Even to this day eye injuries occur in Jousting tournaments, and on occasion deaths ensue.
The advent of gunpowder and highly penetrating bullets, made visors obsolete. In fact, eye protection for infantry was not going to be taken seriously again until modern times, when trench warfare, high explosives and gas were to make the eye a vulnerable target once more.
The First World War changed how the military dealt with eye injury.
Improved protection with gas masks and bizarre eye armour for the tank corps were developed.
One of the most memorable and moving images from that war is John Singer Sargent’s Gassed. This painting reveals not only the horror of mass blinding, but also the military disaster, requiring resources diverted from the front line to look after these casualties.
A system of chain of evacuation was designed to improve the outcomes of battle injuries. After local dressing stations the patient was returned to England where changes in the treatment of facial injuries were being developed.
Although unable to restore sight, pioneer surgeons developed the basic techniques that were to be the invention of modern plastic surgery.
The efforts of the heroic New Zealander, Sir Harold Ellis were documented by several war artists, most famously Henry Tonks.
From these images we are able to see how revolutionary Ellis’ methods were.
Other artists, including Captain Scott’s widow, were to be involved in the rehabilitation of these men suffering from horrible disfigurement and the science of facial prosthetics was born.

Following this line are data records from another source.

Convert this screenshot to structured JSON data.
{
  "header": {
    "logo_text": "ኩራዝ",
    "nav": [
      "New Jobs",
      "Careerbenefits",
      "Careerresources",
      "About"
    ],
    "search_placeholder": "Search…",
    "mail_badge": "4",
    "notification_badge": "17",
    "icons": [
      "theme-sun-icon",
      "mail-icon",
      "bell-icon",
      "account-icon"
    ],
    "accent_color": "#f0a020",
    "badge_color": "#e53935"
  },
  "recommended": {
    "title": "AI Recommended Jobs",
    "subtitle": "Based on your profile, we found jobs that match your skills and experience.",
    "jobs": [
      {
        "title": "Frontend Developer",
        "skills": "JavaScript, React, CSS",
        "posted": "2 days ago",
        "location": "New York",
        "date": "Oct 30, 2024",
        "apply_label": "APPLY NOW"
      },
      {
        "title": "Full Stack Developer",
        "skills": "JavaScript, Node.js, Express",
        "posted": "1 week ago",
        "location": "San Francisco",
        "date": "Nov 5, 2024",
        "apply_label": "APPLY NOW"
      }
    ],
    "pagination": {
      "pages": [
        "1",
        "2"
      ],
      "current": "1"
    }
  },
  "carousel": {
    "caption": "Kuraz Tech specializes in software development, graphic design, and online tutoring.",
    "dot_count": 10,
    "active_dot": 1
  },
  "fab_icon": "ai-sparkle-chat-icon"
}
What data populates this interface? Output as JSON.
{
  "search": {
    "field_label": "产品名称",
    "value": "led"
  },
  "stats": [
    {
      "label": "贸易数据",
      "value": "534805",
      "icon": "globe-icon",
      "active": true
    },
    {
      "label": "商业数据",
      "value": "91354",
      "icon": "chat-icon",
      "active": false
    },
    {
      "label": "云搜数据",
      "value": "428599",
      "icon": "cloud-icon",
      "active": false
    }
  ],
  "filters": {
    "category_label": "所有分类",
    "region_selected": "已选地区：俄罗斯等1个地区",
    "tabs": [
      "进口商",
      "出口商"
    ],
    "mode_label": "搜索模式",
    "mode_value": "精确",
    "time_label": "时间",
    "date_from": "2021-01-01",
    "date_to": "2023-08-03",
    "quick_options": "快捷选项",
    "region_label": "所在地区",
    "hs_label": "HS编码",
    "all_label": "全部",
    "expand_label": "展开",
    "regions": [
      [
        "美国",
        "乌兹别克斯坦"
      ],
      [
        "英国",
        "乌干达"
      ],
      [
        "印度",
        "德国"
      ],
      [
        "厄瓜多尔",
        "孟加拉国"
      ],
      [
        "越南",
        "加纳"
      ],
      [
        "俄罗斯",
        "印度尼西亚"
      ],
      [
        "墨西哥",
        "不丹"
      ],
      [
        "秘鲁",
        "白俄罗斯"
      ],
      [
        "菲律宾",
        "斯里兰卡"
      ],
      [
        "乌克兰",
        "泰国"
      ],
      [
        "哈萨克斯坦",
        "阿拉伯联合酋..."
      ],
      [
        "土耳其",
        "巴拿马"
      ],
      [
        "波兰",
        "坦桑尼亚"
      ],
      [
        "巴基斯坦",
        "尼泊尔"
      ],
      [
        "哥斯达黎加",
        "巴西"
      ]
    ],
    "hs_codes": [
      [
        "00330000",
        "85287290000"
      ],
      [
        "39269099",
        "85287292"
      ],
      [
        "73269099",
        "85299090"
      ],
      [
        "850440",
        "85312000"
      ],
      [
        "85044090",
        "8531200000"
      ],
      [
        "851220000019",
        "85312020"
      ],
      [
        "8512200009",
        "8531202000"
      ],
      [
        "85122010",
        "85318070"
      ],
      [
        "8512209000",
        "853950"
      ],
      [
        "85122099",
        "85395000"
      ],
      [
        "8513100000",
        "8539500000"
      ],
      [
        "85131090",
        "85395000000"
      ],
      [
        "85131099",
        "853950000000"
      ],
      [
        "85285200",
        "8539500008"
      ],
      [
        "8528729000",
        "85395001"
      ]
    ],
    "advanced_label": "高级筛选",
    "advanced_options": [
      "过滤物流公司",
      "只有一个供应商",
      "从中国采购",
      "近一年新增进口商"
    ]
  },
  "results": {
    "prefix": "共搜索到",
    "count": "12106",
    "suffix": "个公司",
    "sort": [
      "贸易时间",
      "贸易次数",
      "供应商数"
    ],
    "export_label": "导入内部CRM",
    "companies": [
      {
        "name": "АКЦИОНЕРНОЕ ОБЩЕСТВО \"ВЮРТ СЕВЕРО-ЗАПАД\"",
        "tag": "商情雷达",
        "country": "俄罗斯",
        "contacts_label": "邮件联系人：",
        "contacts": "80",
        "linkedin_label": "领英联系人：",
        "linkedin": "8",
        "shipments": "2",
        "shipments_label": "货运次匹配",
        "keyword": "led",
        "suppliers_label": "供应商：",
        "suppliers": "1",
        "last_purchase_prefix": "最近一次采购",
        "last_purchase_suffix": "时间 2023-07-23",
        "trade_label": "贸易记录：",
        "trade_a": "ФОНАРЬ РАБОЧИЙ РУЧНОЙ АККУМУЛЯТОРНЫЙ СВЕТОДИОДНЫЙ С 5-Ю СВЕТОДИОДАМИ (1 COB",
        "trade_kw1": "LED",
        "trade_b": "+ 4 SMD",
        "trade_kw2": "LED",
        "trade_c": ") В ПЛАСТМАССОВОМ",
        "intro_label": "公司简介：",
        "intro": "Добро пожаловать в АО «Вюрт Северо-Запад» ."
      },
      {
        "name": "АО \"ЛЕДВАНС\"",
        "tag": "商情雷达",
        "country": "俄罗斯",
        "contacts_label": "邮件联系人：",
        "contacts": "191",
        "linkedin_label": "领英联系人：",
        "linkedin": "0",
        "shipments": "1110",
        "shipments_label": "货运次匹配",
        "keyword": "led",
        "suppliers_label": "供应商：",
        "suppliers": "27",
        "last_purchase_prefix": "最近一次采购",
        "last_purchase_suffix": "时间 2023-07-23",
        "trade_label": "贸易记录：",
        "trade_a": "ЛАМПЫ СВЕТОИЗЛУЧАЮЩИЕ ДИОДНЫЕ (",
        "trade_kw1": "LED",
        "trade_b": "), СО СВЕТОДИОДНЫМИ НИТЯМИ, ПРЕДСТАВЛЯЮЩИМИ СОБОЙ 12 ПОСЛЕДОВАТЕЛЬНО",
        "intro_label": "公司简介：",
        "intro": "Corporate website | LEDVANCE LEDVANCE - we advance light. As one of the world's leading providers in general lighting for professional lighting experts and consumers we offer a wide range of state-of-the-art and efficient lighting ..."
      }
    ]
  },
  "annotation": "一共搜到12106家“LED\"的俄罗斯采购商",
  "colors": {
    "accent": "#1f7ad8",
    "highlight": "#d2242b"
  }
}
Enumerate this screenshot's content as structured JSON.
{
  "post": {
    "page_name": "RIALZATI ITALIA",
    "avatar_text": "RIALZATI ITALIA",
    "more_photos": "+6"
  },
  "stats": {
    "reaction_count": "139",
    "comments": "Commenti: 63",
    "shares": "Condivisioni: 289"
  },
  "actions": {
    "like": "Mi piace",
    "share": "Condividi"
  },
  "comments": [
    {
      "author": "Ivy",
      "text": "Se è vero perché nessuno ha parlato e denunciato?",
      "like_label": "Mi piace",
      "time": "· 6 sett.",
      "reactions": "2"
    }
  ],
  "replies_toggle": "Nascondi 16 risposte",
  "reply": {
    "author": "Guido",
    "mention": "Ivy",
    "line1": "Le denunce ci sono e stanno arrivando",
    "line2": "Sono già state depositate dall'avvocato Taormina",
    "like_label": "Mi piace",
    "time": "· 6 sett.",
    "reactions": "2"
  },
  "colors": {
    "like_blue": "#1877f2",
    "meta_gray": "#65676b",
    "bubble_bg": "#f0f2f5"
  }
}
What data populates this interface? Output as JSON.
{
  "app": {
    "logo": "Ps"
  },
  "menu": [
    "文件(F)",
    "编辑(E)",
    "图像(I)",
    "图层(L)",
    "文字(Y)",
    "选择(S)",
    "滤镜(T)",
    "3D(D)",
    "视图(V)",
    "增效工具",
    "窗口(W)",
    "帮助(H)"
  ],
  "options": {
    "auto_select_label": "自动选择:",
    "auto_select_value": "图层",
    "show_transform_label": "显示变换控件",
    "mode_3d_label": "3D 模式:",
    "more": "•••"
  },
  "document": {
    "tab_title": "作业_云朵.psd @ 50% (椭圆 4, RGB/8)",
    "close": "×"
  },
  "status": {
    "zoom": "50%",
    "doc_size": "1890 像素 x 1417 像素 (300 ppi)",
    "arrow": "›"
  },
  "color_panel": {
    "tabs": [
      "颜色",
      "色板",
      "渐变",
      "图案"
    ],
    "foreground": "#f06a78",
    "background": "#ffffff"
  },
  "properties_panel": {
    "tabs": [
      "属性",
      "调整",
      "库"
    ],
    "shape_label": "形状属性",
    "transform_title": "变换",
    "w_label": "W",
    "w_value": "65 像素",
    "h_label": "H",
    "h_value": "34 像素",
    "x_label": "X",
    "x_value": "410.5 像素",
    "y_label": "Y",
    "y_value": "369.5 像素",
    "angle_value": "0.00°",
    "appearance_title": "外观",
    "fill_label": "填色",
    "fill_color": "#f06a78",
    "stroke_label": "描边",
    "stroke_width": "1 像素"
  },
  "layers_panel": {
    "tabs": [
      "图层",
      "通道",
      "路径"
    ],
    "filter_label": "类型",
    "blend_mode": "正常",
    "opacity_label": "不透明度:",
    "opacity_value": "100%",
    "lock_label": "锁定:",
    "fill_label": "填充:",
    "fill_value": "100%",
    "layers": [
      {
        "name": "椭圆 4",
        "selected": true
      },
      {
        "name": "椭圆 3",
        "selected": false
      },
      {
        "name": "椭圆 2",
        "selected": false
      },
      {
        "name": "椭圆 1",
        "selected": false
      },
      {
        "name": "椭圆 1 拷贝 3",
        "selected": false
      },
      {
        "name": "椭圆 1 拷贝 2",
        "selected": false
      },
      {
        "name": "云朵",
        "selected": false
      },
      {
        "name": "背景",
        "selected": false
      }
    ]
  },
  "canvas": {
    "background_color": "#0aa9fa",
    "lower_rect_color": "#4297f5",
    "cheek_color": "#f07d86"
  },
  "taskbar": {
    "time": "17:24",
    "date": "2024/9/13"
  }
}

In the second World war, Ellis and his even more famous nephew, Sir Archibald Machindoe made astonishing strides in the treatment of facial burns.
The fragments of the canopies of spitfires in the eyes of injured pilots lead to the realization that Perspex was a biocompatible material. From this observation Sir Harold was able to invent the intraocular lens.
This serendipedous discovery has benefited more people in the world than any other surgical operation.
Unfortunately wars still occur. Modern asymmetrical war, with snipers and roadside improvised explosive devices leave the eye as exposed as ever. In fact eye injuries increased so much that major reorganization of their management became a priority in the Afghan War.
So what have we learned over 2,000 years?
Wars are horrible and the eyes are a major target for injury. Preventing these injuries is a priority and managing them quickly to preserve as much sight as possible is essential.
Recent experiments have identified how ballistic shock waves lead to damage of the tissues of the eye and help us understand how to protect the eye and may lead to improvements in surgery.
Rehabilitation of the injured and recognition of their disfigurement by society remains work in progress.